As for the safety of COL-144, “All doses of the solution and tablet formulations were well tolerated, with no clinically significant effects on vital signs, ECGs, or safety labs,” stated Dr. Pilgrim.
“Drowsiness, dizziness, and paresthesia were the most common adverse events with both formulations—most reports were mild, and none were severe. Interestingly, paresthesia, which was the most common drug-related adverse event after IV administration of COL-144, was substantially less common after oral administration.
Adverse events were similar in both genders, except that fatigue was more common in females (50%) than in males (21%) after the 400-mg dose.”
A Therapeutically Effective Dose
Dr. Pilgrim’s group also sought to predict an oral dose range of COL-144 that would be at least as effective as sumatriptan in treating patients with acute migraine. They devised a population pharmacokinetic model to assess the concentration-time profile of COL-144 in plasma after oral administration. Using this model, along with the plasma concentration–headache response effect relationship, the researchers predicted an effective dose range for oral administration of the drug.
“The dose should give a faster onset of headache response and/or higher response rate than intranasal sumatriptan, 20 mg,” the investigators stated. “Pain relief should be at least 12% after 30 minutes. Placebo-corrected pain relief was used, because headache response in placebo-treated subjects differs between trials. “The predicted oral dose range needed to reach the desired therapeutic target is 170 mg and greater,” according to the researchers.

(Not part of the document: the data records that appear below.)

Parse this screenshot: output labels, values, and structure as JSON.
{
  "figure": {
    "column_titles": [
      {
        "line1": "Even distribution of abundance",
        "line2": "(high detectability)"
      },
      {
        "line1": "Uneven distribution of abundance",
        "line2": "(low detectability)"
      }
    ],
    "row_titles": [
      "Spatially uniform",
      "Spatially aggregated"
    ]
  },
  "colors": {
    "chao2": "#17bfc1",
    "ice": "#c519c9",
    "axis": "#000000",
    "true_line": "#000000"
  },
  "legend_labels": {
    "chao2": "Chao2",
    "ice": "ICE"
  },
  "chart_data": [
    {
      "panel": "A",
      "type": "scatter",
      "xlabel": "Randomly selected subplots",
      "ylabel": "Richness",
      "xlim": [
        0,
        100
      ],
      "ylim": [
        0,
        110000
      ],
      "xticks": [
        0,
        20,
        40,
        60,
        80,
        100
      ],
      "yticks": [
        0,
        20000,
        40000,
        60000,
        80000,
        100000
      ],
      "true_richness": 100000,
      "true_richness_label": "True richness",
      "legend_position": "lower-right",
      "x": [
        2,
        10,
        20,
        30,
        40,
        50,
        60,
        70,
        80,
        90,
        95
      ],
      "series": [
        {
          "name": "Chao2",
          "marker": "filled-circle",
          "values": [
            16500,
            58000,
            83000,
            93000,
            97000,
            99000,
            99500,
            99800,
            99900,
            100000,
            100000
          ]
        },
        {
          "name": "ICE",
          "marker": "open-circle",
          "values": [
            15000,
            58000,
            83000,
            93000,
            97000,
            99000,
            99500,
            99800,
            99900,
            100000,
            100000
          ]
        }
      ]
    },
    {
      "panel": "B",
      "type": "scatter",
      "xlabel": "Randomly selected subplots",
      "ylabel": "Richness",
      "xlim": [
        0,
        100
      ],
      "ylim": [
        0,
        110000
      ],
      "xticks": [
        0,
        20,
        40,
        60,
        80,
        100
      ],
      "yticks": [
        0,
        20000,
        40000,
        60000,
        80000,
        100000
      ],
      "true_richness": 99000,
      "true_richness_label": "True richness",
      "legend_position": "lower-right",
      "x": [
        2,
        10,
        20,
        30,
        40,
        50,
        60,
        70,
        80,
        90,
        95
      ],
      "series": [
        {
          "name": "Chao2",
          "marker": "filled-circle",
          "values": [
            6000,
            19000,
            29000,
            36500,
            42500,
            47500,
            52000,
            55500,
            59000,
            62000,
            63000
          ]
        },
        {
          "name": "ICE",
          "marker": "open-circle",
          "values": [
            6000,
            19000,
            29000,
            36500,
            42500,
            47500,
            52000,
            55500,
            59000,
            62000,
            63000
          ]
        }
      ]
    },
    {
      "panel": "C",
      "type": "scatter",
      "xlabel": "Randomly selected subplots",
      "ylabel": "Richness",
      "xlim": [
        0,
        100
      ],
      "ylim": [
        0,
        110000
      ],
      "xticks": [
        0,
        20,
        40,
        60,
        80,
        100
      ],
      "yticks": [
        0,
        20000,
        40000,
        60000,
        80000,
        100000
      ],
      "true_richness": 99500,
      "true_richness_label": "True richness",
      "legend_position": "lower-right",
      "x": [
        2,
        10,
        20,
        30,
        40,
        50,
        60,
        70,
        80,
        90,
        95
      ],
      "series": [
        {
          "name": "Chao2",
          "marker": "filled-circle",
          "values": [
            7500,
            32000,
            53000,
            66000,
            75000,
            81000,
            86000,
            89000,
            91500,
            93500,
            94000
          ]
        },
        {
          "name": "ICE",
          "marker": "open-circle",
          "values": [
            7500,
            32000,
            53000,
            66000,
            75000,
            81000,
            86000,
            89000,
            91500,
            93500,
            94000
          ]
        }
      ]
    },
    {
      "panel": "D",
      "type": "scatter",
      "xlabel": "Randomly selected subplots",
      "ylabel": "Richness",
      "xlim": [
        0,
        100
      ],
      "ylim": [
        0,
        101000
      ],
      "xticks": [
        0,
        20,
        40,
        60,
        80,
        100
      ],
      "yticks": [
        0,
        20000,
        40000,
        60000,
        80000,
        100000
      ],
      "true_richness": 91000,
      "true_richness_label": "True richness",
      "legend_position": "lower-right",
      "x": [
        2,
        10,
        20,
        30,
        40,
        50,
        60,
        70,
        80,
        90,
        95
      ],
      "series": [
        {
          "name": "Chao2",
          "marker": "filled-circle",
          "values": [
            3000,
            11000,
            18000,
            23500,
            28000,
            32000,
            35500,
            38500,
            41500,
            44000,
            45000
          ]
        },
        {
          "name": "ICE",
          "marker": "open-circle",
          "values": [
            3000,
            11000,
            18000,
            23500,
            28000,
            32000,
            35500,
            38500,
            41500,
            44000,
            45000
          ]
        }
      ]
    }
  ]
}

IV Administration of COL-144
In prior research, Dr. Pilgrim’s group included 130 patients (ages 18 to 65) who had migraine with or without aura for at least a year that met International Headache Society diagnostic criteria. The primary end point was headache response, which was defined as reduction in headache severity from moderate or severe at baseline to mild or no headache at two hours after initiation of drug infusion.
Participants were grouped into small cohorts, in which some received the drug and some received placebo. The first cohort received 2.5 mg COL-144, and doses given to later cohorts depended on the responses of the previous groups.
“The dose escalation was terminated after 130 patients, when the predefined stopping rules identified 20 mg as an effective dose,” stated Dr. Pilgrim.